MHT post-BRCA diagnosis

Professor Martha Hickey

Deputy Head, Department of Obstetrics and Gynaecology, The University of Melbourne

Around one in 400 women carry pathogenic variants that are known to increase the risk of breast and ovarian cancer, most commonly the BRCA1 and BRCA2 pathogenic variant. These women have a lifetime risk of ovarian cancer of up to 44% (BRCA1) and a breast cancer risk of up to 70%. Screening for ovarian cancer does not reduce mortality and may cause harm. The only intervention shown to reduce morbidity and mortality from ovarian cancer risk risk-reducing salpingo-oophorectomy (RRSO). This procedure is recommended at age 35-40 years (BRCA1) or 40-45 years (BRCA2).
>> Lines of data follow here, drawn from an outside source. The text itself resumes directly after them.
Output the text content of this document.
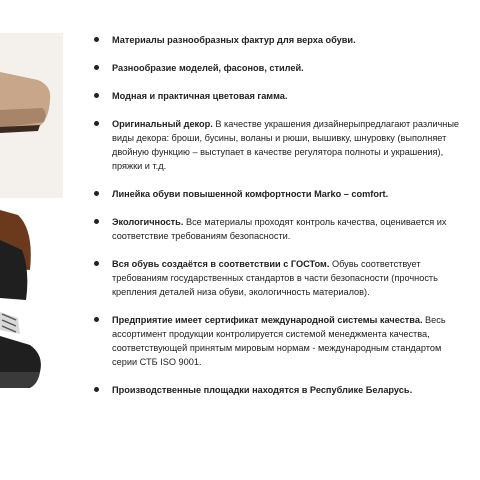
Материалы разнообразных фактур для верха обуви.
Разнообразие моделей, фасонов, стилей.
Модная и практичная цветовая гамма.
Оригинальный декор. В качестве украшения дизайнерыпредлагают различные виды декора: броши, бусины, воланы и рюши, вышивку, шнуровку (выполняет двойную функцию – выступает в качестве регулятора полноты и украшения), пряжки и т.д.
Линейка обуви повышенной комфортности Marko – comfort.
Экологичность. Все материалы проходят контроль качества, оценивается их соответствие требованиям безопасности.
Вся обувь создаётся в соответствии с ГОСТом. Обувь соответствует требованиям государственных стандартов в части безопасности (прочность крепления деталей низа обуви, экологичность материалов).
Предприятие имеет сертификат международной системы качества. Весь ассортимент продукции контролируется системой менеджмента качества, соответствующей принятым мировым нормам - международным стандартом серии СТБ ISO 9001.
Производственные площадки находятся в Республике Беларусь.
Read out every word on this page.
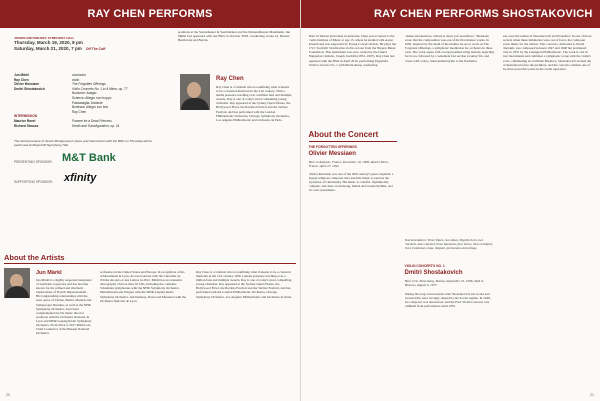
RAY CHEN PERFORMS
JOSEPH MEYERHOFF SYMPHONY HALL
Thursday, March 19, 2020, 8 pm
Saturday, March 21, 2020, 7 pm Off The Cuff
Jun Märkl	conductor
Ray Chen	violin
Olivier Messiaen	The Forgotten Offerings
Dmitri Shostakovich	Violin Concerto No. 1 in A Minor, op. 77
Nocturne: Adagio
Scherzo: Allegro non troppo
Passacaglia: Andante
Burlesca: Allegro con brio
Ray Chen
INTERMISSION
Maurice Ravel	Pavane for a Dead Princess
Richard Strauss	Death and Transfiguration, op. 24
The world premiere of Jessie Montgomery's piece and intermission with the BSO on Thursday will be performed at Meyerhoff Symphony Hall.
PRESENTING SPONSOR: M&T Bank
SUPPORTING SPONSOR: xfinity
positions at the Staatstheater in Saarbrücken and the Nationaltheater Mannheim. Jun Märkl last appeared with the BSO in October 2018, conducting works by Mozart, Beethoven and Bartók.
Ray Chen
Ray Chen is a violinist who is redefining what it means to be a classical musician in the 21st century. With a media presence reaching over a million fans and multiple awards, Ray is one of today's most compelling young violinists. Ray appeared at the Sydney Opera House, the Hollywood Bowl, the Ravinia Festival and the Verbier Festival, and has performed with the London Philharmonic Orchestra, Chicago Symphony Orchestra, Los Angeles Philharmonic and Orchestre de Paris.
About the Artists
Jun Märkl
Jun Märkl is a highly respected interpreter of Germanic repertoire and has become known for his refined and idiomatic explorations of French Impressionism. His longstanding relationships with the state opera of Vienna, Berlin, Munich and Semperoper Dresden, as well as the NHK Symphony Orchestra, have been complemented by his music director positions with the Orchestre National de Lyon and MDR Leipzig Radio Symphony Orchestra. From 2014 to 2017 Märkl was Chief Conductor of the Basque National Orchestra.
orchestras in the United States and Europe. In recognition of his achievements in Lyon, he was honored with the Chevalier de l'Ordre des Arts et des Lettres in 2012. Märkl has an extensive discography of more than 50 CDs, including the complete Schumann symphonies with the NHK Symphony Orchestra, Mendelssohn and Wagner with the MDR Leipzig Radio Symphony Orchestra, and Debussy, Ravel and Messiaen with the Orchestre National de Lyon.
Ray Chen is a violinist who is redefining what it means to be a classical musician in the 21st century. With a media presence reaching over a million fans and multiple awards, Ray is one of today's most compelling young violinists. Ray appeared at the Sydney Opera House, the Hollywood Bowl, the Ravinia Festival and the Verbier Festival, and has performed with the London Philharmonic Orchestra, Chicago Symphony Orchestra, Los Angeles Philharmonic and Orchestre de Paris.
20
RAY CHEN PERFORMS SHOSTAKOVICH
Born in Taiwan and raised in Australia, Chen was accepted to the Curtis Institute of Music at age 15, where he studied with Aaron Rosand and was supported by Young Concert Artists. He plays the 1715 'Joachim' Stradivarius violin on loan from the Nippon Music Foundation. This instrument was once owned by the famed Hungarian violinist, Joseph Joachim (1831–1907). Ray Chen last appeared with the BSO in April 2019, performing Paganini's Violin Concerto No. 1 with Marin Alsop conducting.
About the Concert
THE FORGOTTEN OFFERINGS
Olivier Messiaen
Born in Avignon, France, December 10, 1908; died in Paris, France, April 27, 1992
Olivier Messiaen was one of the 20th century's great originals: a deeply religious composer who used his music to express the mysteries of Christianity. His music is colorful, rhythmically complex, and drew on birdsong, Indian and Greek rhythms, and his own synesthesia.
"Amen surrounds us, culture is dead, you nourish us." Messiaen wrote that the composition was one of his first mature works. In 1930, inspired by the death of his mother, he set to work on The Forgotten Offerings, a symphonic meditation for orchestra in three parts. The work opens with a long-breathed string melody depicting the Cross, followed by a vehement fast section evoking Sin, and closes with a slow, transcendent hymn to the Eucharist.
Instrumentation: Three flutes, two oboes, English horn, two clarinets, bass clarinet, three bassoons, four horns, three trumpets, three trombones, tuba, timpani, percussion and strings.
VIOLIN CONCERTO NO. 1
Dmitri Shostakovich
Born in St. Petersburg, Russia, September 25, 1906; died in Moscow, August 9, 1975
During the long conversations with Shostakovich, his works and personal life were strongly shaped by the Soviet regime. In 1948, the composer was denounced, and the First Violin Concerto was withheld from performance until 1955.
less were the names of Shostakovich and Prokofiev. In one of those periods when these luminaries were out of favor, the composer wrote music for the drawer. This concerto, dedicated to David Oistrakh, was composed between 1947 and 1948 but premiered only in 1955 by the Leningrad Philharmonic. The work is cast in four movements and combines a symphonic scope with the violin's voice, culminating in a brilliant Burlesca. Shostakovich revised the orchestration before the premiere, and the concerto remains one of the most powerful works in the violin repertoire.
21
In most cases this will induce surgical menopause. Relatively few studies have prospectively measured the effects of surgical menopause in this population. Evidence from surgical menopause in the general population may not be generalisable to this group. The existing evidence shows that vasomotor symptoms are common but are not more severe than those experienced at natural menopause. Mood and sleep disturbance and sexual dysfunction are also common in the first 12 months and may be persistent. Menopausal Hormone Therapy (MHT) appears safe for BRCA1/2 mutation carriers who do not have a personal history of breast cancer although there are few longitudinal studies. The optimum dose and duration of MHT is uncertain, but studies have consistently shown that MHT reduces but does not resolve symptoms after RRSO. Similarly, bone loss occurs despite MHT and bi-annual DXA is recommended after premenopausal RRSO.


Biography:

BA(Hons), MSc, MBChB, FRCOG, FRANZCOG, MD

Martha Hickey is Professor of Obstetrics and Gynaecology at the University of Melbourne and Director of the Gynaecology Research Centre at the Royal Women’s Hospital. She established the first Menopausal Symptoms after Cancer (MSAC) service in Western Australia and now leads this service for Victoria. She leads the WHAM (What Happens after Menopause?) study of non-cancer outcomes following risk-reducing salpingo-oophorectomy and has developed new resources for high-risk women and their healthcare providers about managing menopause.